Sewer Vent and Cottage was listed on the New South Wales State Heritage Register on 15 November 2002 having satisfied the following criteria.

The place is important in demonstrating the course, or pattern, of cultural or natural history in New South Wales.

The vent and cottage are tangible evidence of the historical provision of sewerage services to the inner Western Suburbs of Sydney which form part of a much grander sewage system. The vent with the cottage as a couple are rare evidence of the historical values of quality design and facilities for Board workers and the Board itself.

The place is important in demonstrating aesthetic characteristics and/or a high degree of creative or technical achievement in New South Wales.

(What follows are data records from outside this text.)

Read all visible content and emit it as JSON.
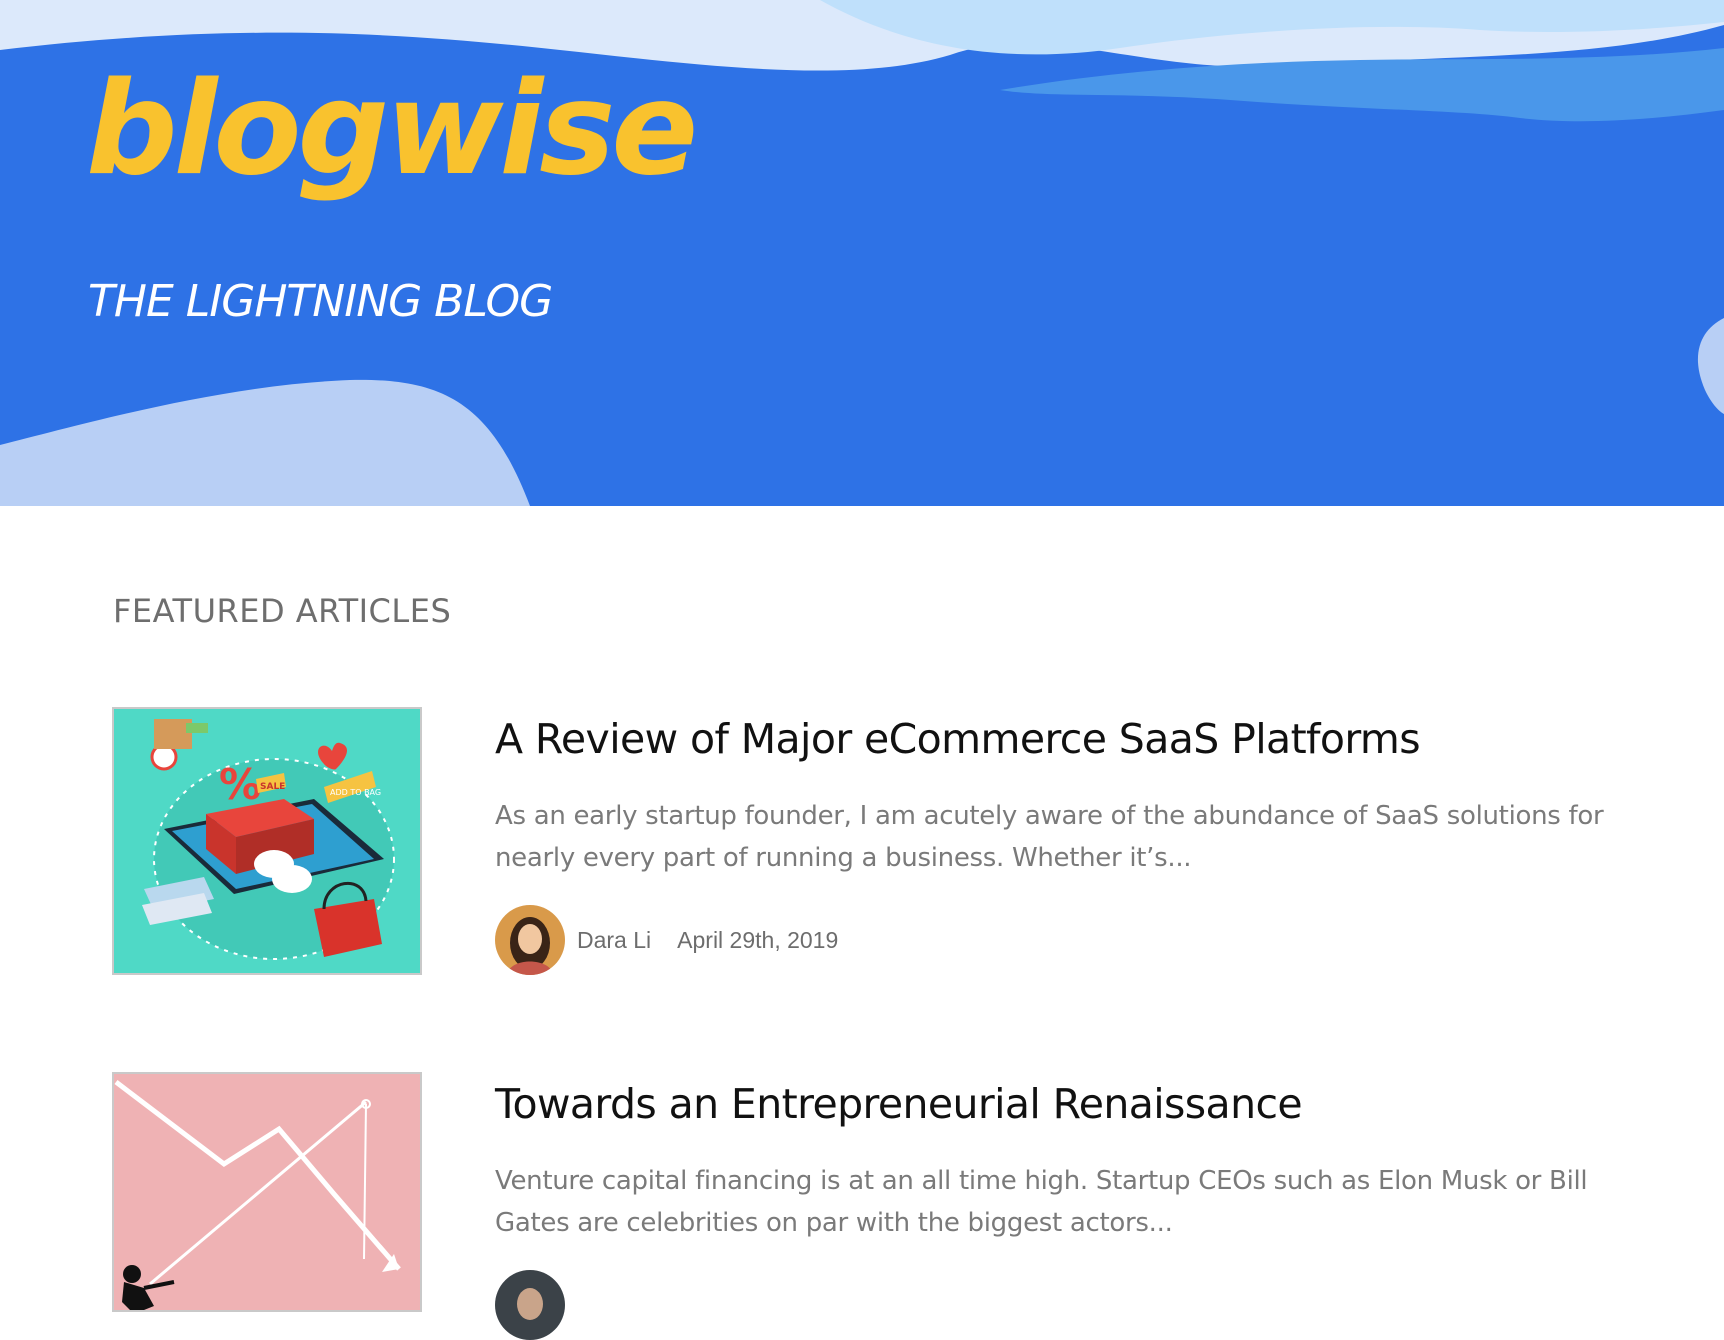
{
  "header": {
    "logo_text": "blogwise",
    "tagline": "THE LIGHTNING BLOG",
    "background_color": "#2e72e6",
    "logo_color": "#f9c22e"
  },
  "featured": {
    "section_title": "FEATURED ARTICLES",
    "articles": [
      {
        "title": "A Review of Major eCommerce SaaS Platforms",
        "excerpt": "As an early startup founder, I am acutely aware of the abundance of SaaS solutions for nearly every part of running a business. Whether it’s...",
        "author": "Dara Li",
        "date": "April 29th, 2019",
        "thumbnail": "ecommerce-illustration"
      },
      {
        "title": "Towards an Entrepreneurial Renaissance",
        "excerpt": "Venture capital financing is at an all time high. Startup CEOs such as Elon Musk or Bill Gates are celebrities on par with the biggest actors...",
        "thumbnail": "declining-chart-illustration"
      }
    ]
  }
}
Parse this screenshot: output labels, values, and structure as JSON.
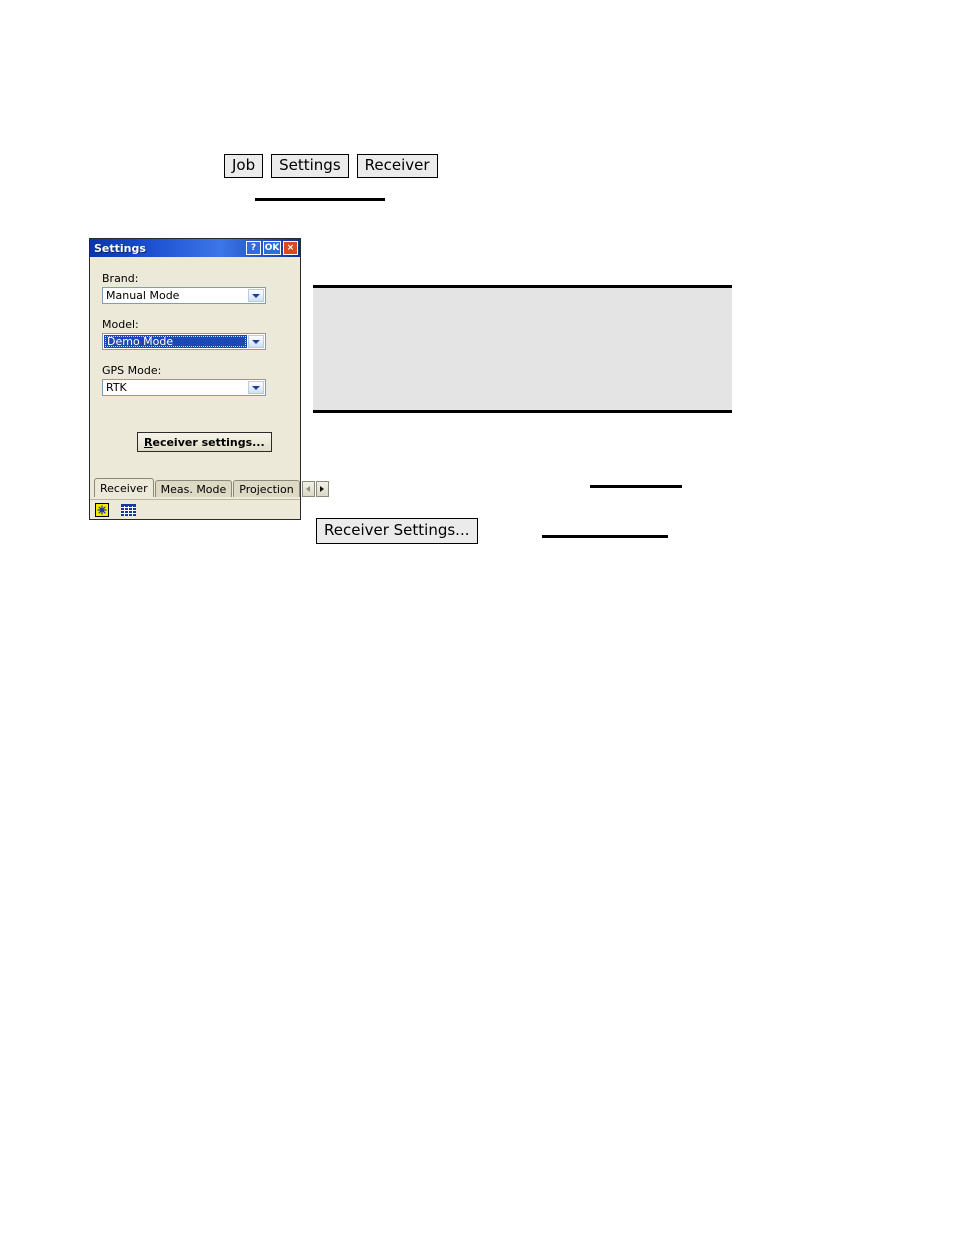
{
  "doc": {
    "nav_buttons": [
      {
        "label": "Job"
      },
      {
        "label": "Settings"
      },
      {
        "label": "Receiver"
      }
    ],
    "note_block_text": "",
    "inline_button_label": "Receiver Settings..."
  },
  "dialog": {
    "title": "Settings",
    "title_buttons": {
      "help": "?",
      "ok": "OK",
      "close": "×"
    },
    "fields": [
      {
        "label": "Brand:",
        "value": "Manual Mode",
        "selected": false
      },
      {
        "label": "Model:",
        "value": "Demo Mode",
        "selected": true
      },
      {
        "label": "GPS Mode:",
        "value": "RTK",
        "selected": false
      }
    ],
    "primary_button": {
      "accel": "R",
      "rest": "eceiver settings..."
    },
    "tabs": [
      {
        "label": "Receiver",
        "active": true
      },
      {
        "label": "Meas. Mode",
        "active": false
      },
      {
        "label": "Projection",
        "active": false
      }
    ],
    "tab_scroll": {
      "prev": "◄",
      "next": "►"
    },
    "status_icons": [
      {
        "name": "brightness-icon"
      },
      {
        "name": "keyboard-icon"
      }
    ]
  },
  "colors": {
    "titlebar_blue": "#1b4fd0",
    "close_red": "#d94a20",
    "dialog_face": "#ece9d8",
    "selection_blue": "#1b48b5",
    "note_grey": "#e4e4e4"
  }
}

A highly visible landmark with rare terracotta detailing. It is a prominent element and one which relates well to its historic streetscape.

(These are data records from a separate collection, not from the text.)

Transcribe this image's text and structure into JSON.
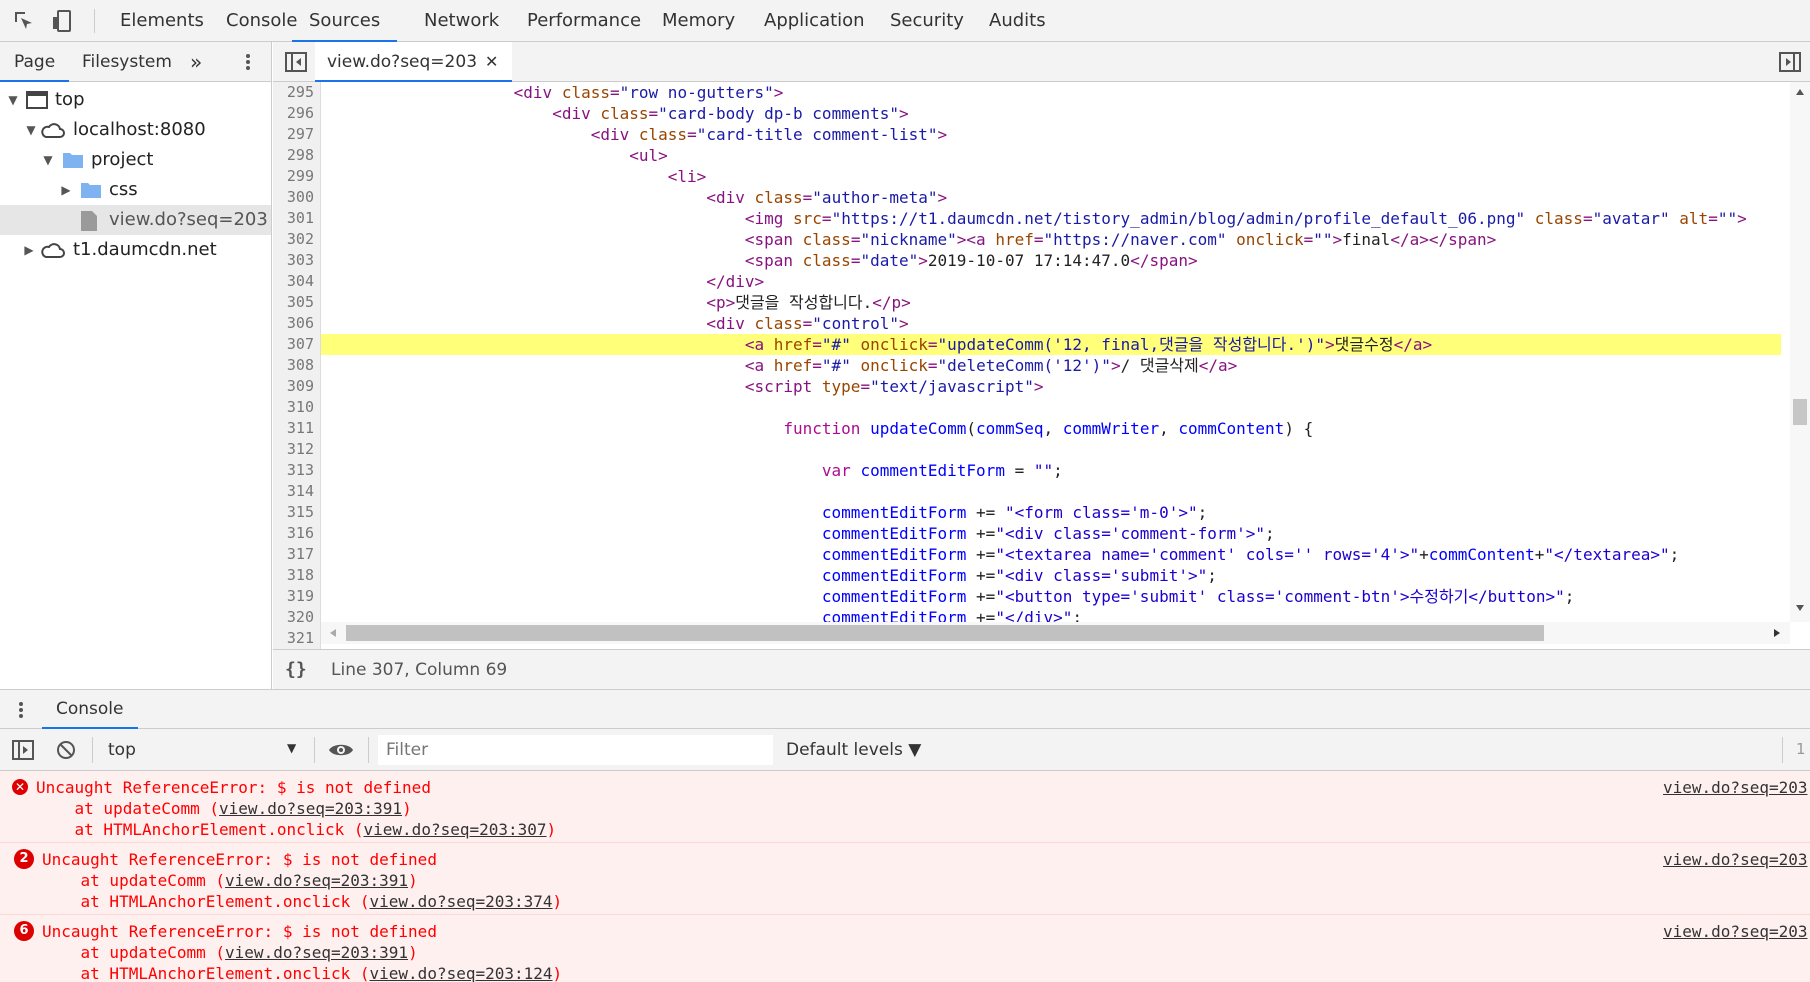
{
  "main_tabs": [
    "Elements",
    "Console",
    "Sources",
    "Network",
    "Performance",
    "Memory",
    "Application",
    "Security",
    "Audits"
  ],
  "active_main_tab": "Sources",
  "navigator": {
    "tabs": [
      "Page",
      "Filesystem"
    ],
    "more": "»",
    "tree": [
      {
        "label": "top"
      },
      {
        "label": "localhost:8080"
      },
      {
        "label": "project"
      },
      {
        "label": "css"
      },
      {
        "label": "view.do?seq=203"
      },
      {
        "label": "t1.daumcdn.net"
      }
    ]
  },
  "editor": {
    "tab_label": "view.do?seq=203",
    "close_glyph": "✕",
    "highlighted_line": "307",
    "line_numbers": [
      "295",
      "296",
      "297",
      "298",
      "299",
      "300",
      "301",
      "302",
      "303",
      "304",
      "305",
      "306",
      "307",
      "308",
      "309",
      "310",
      "311",
      "312",
      "313",
      "314",
      "315",
      "316",
      "317",
      "318",
      "319",
      "320",
      "321"
    ],
    "status": "Line 307, Column 69",
    "format_glyph": "{}"
  },
  "drawer": {
    "tab_label": "Console",
    "context": "top",
    "filter_placeholder": "Filter",
    "levels": "Default levels ▼",
    "right_count": "1"
  },
  "console_messages": [
    {
      "badge": "✕",
      "message": "Uncaught ReferenceError: $ is not defined",
      "stack1_prefix": "    at updateComm (",
      "stack1_link": "view.do?seq=203:391",
      "stack2_prefix": "    at HTMLAnchorElement.onclick (",
      "stack2_link": "view.do?seq=203:307",
      "suffix": ")",
      "source": "view.do?seq=203"
    },
    {
      "badge": "2",
      "message": "Uncaught ReferenceError: $ is not defined",
      "stack1_prefix": "    at updateComm (",
      "stack1_link": "view.do?seq=203:391",
      "stack2_prefix": "    at HTMLAnchorElement.onclick (",
      "stack2_link": "view.do?seq=203:374",
      "suffix": ")",
      "source": "view.do?seq=203"
    },
    {
      "badge": "6",
      "message": "Uncaught ReferenceError: $ is not defined",
      "stack1_prefix": "    at updateComm (",
      "stack1_link": "view.do?seq=203:391",
      "stack2_prefix": "    at HTMLAnchorElement.onclick (",
      "stack2_link": "view.do?seq=203:124",
      "suffix": ")",
      "source": "view.do?seq=203"
    }
  ],
  "code_lines": [
    [
      [
        "                    ",
        ""
      ],
      [
        "<div ",
        "tg"
      ],
      [
        "class",
        "at"
      ],
      [
        "=",
        "tg"
      ],
      [
        "\"row no-gutters\"",
        "vl"
      ],
      [
        ">",
        "tg"
      ]
    ],
    [
      [
        "                        ",
        ""
      ],
      [
        "<div ",
        "tg"
      ],
      [
        "class",
        "at"
      ],
      [
        "=",
        "tg"
      ],
      [
        "\"card-body dp-b comments\"",
        "vl"
      ],
      [
        ">",
        "tg"
      ]
    ],
    [
      [
        "                            ",
        ""
      ],
      [
        "<div ",
        "tg"
      ],
      [
        "class",
        "at"
      ],
      [
        "=",
        "tg"
      ],
      [
        "\"card-title comment-list\"",
        "vl"
      ],
      [
        ">",
        "tg"
      ]
    ],
    [
      [
        "                                ",
        ""
      ],
      [
        "<ul>",
        "tg"
      ]
    ],
    [
      [
        "                                    ",
        ""
      ],
      [
        "<li>",
        "tg"
      ]
    ],
    [
      [
        "                                        ",
        ""
      ],
      [
        "<div ",
        "tg"
      ],
      [
        "class",
        "at"
      ],
      [
        "=",
        "tg"
      ],
      [
        "\"author-meta\"",
        "vl"
      ],
      [
        ">",
        "tg"
      ]
    ],
    [
      [
        "                                            ",
        ""
      ],
      [
        "<img ",
        "tg"
      ],
      [
        "src",
        "at"
      ],
      [
        "=",
        "tg"
      ],
      [
        "\"https://t1.daumcdn.net/tistory_admin/blog/admin/profile_default_06.png\"",
        "vl"
      ],
      [
        " ",
        ""
      ],
      [
        "class",
        "at"
      ],
      [
        "=",
        "tg"
      ],
      [
        "\"avatar\"",
        "vl"
      ],
      [
        " ",
        ""
      ],
      [
        "alt",
        "at"
      ],
      [
        "=",
        "tg"
      ],
      [
        "\"\"",
        "vl"
      ],
      [
        ">",
        "tg"
      ]
    ],
    [
      [
        "                                            ",
        ""
      ],
      [
        "<span ",
        "tg"
      ],
      [
        "class",
        "at"
      ],
      [
        "=",
        "tg"
      ],
      [
        "\"nickname\"",
        "vl"
      ],
      [
        "><a ",
        "tg"
      ],
      [
        "href",
        "at"
      ],
      [
        "=",
        "tg"
      ],
      [
        "\"https://naver.com\"",
        "vl"
      ],
      [
        " ",
        ""
      ],
      [
        "onclick",
        "at"
      ],
      [
        "=",
        "tg"
      ],
      [
        "\"\"",
        "vl"
      ],
      [
        ">",
        "tg"
      ],
      [
        "final",
        ""
      ],
      [
        "</a></span>",
        "tg"
      ]
    ],
    [
      [
        "                                            ",
        ""
      ],
      [
        "<span ",
        "tg"
      ],
      [
        "class",
        "at"
      ],
      [
        "=",
        "tg"
      ],
      [
        "\"date\"",
        "vl"
      ],
      [
        ">",
        "tg"
      ],
      [
        "2019-10-07 17:14:47.0",
        ""
      ],
      [
        "</span>",
        "tg"
      ]
    ],
    [
      [
        "                                        ",
        ""
      ],
      [
        "</div>",
        "tg"
      ]
    ],
    [
      [
        "                                        ",
        ""
      ],
      [
        "<p>",
        "tg"
      ],
      [
        "댓글을 작성합니다.",
        ""
      ],
      [
        "</p>",
        "tg"
      ]
    ],
    [
      [
        "                                        ",
        ""
      ],
      [
        "<div ",
        "tg"
      ],
      [
        "class",
        "at"
      ],
      [
        "=",
        "tg"
      ],
      [
        "\"control\"",
        "vl"
      ],
      [
        ">",
        "tg"
      ]
    ],
    [
      [
        "                                            ",
        ""
      ],
      [
        "<a ",
        "tg"
      ],
      [
        "href",
        "at"
      ],
      [
        "=",
        "tg"
      ],
      [
        "\"#\"",
        "vl"
      ],
      [
        " ",
        ""
      ],
      [
        "onclick",
        "at"
      ],
      [
        "=",
        "tg"
      ],
      [
        "\"updateComm('12, final,댓글을 작성합니다.')\"",
        "vl"
      ],
      [
        ">",
        "tg"
      ],
      [
        "댓글수정",
        ""
      ],
      [
        "</a>",
        "tg"
      ]
    ],
    [
      [
        "                                            ",
        ""
      ],
      [
        "<a ",
        "tg"
      ],
      [
        "href",
        "at"
      ],
      [
        "=",
        "tg"
      ],
      [
        "\"#\"",
        "vl"
      ],
      [
        " ",
        ""
      ],
      [
        "onclick",
        "at"
      ],
      [
        "=",
        "tg"
      ],
      [
        "\"deleteComm('12')\"",
        "vl"
      ],
      [
        ">",
        "tg"
      ],
      [
        "/ 댓글삭제",
        ""
      ],
      [
        "</a>",
        "tg"
      ]
    ],
    [
      [
        "                                            ",
        ""
      ],
      [
        "<script ",
        "tg"
      ],
      [
        "type",
        "at"
      ],
      [
        "=",
        "tg"
      ],
      [
        "\"text/javascript\"",
        "vl"
      ],
      [
        ">",
        "tg"
      ]
    ],
    [
      [
        "",
        ""
      ]
    ],
    [
      [
        "                                                ",
        ""
      ],
      [
        "function",
        "kw"
      ],
      [
        " ",
        ""
      ],
      [
        "updateComm",
        "jv"
      ],
      [
        "(",
        ""
      ],
      [
        "commSeq",
        "jv"
      ],
      [
        ", ",
        ""
      ],
      [
        "commWriter",
        "jv"
      ],
      [
        ", ",
        ""
      ],
      [
        "commContent",
        "jv"
      ],
      [
        ") {",
        ""
      ]
    ],
    [
      [
        "",
        ""
      ]
    ],
    [
      [
        "                                                    ",
        ""
      ],
      [
        "var",
        "kw"
      ],
      [
        " ",
        ""
      ],
      [
        "commentEditForm",
        "jv"
      ],
      [
        " = ",
        ""
      ],
      [
        "\"\"",
        "fn"
      ],
      [
        ";",
        ""
      ]
    ],
    [
      [
        "",
        ""
      ]
    ],
    [
      [
        "                                                    ",
        ""
      ],
      [
        "commentEditForm",
        "jv"
      ],
      [
        " += ",
        ""
      ],
      [
        "\"<form class='m-0'>\"",
        "fn"
      ],
      [
        ";",
        ""
      ]
    ],
    [
      [
        "                                                    ",
        ""
      ],
      [
        "commentEditForm",
        "jv"
      ],
      [
        " +=",
        ""
      ],
      [
        "\"<div class='comment-form'>\"",
        "fn"
      ],
      [
        ";",
        ""
      ]
    ],
    [
      [
        "                                                    ",
        ""
      ],
      [
        "commentEditForm",
        "jv"
      ],
      [
        " +=",
        ""
      ],
      [
        "\"<textarea name='comment' cols='' rows='4'>\"",
        "fn"
      ],
      [
        "+",
        ""
      ],
      [
        "commContent",
        "jv"
      ],
      [
        "+",
        ""
      ],
      [
        "\"</textarea>\"",
        "fn"
      ],
      [
        ";",
        ""
      ]
    ],
    [
      [
        "                                                    ",
        ""
      ],
      [
        "commentEditForm",
        "jv"
      ],
      [
        " +=",
        ""
      ],
      [
        "\"<div class='submit'>\"",
        "fn"
      ],
      [
        ";",
        ""
      ]
    ],
    [
      [
        "                                                    ",
        ""
      ],
      [
        "commentEditForm",
        "jv"
      ],
      [
        " +=",
        ""
      ],
      [
        "\"<button type='submit' class='comment-btn'>수정하기</button>\"",
        "fn"
      ],
      [
        ";",
        ""
      ]
    ],
    [
      [
        "                                                    ",
        ""
      ],
      [
        "commentEditForm",
        "jv"
      ],
      [
        " +=",
        ""
      ],
      [
        "\"</div>\"",
        "fn"
      ],
      [
        ";",
        ""
      ]
    ],
    [
      [
        "",
        ""
      ]
    ]
  ],
  "colors": {
    "accent": "#1a73e8",
    "highlight": "#ffff7a",
    "error_bg": "#fff0f0",
    "error_text": "#ff0000",
    "folder": "#7fb2f0"
  }
}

The place has strong or special association with a particular community or cultural group in New South Wales for social, cultural or spiritual reasons.

It is likely to be of value to the members of local community as a prominent landmark and for the function it serves in provision of sewerage services for the community.

The place has potential to yield information that will contribute to an understanding of the cultural or natural history of New South Wales.

An excellent example of brick masons trade in the precision of such detail including entasis of the shaft. The vent shaft plays an important technical role in the provision of fresh air for the system and as such is a highly significant element to the sewer system.

The place possesses uncommon, rare or endangered aspects of the cultural or natural history of New South Wales.

As a combination of cottage and vent shaft this example is one of a couple in Sydney Water System and in the detail displayed probably unique in NSW. The vent shaft itself is one of a group of like shafts built by the Board at the time which collectively

The place is important in demonstrating the principal characteristics of a class of cultural or natural places/environments in New South Wales.

The cottage in overall design is representative of Queen Anne detail buildings of a good quality throughout Sydney.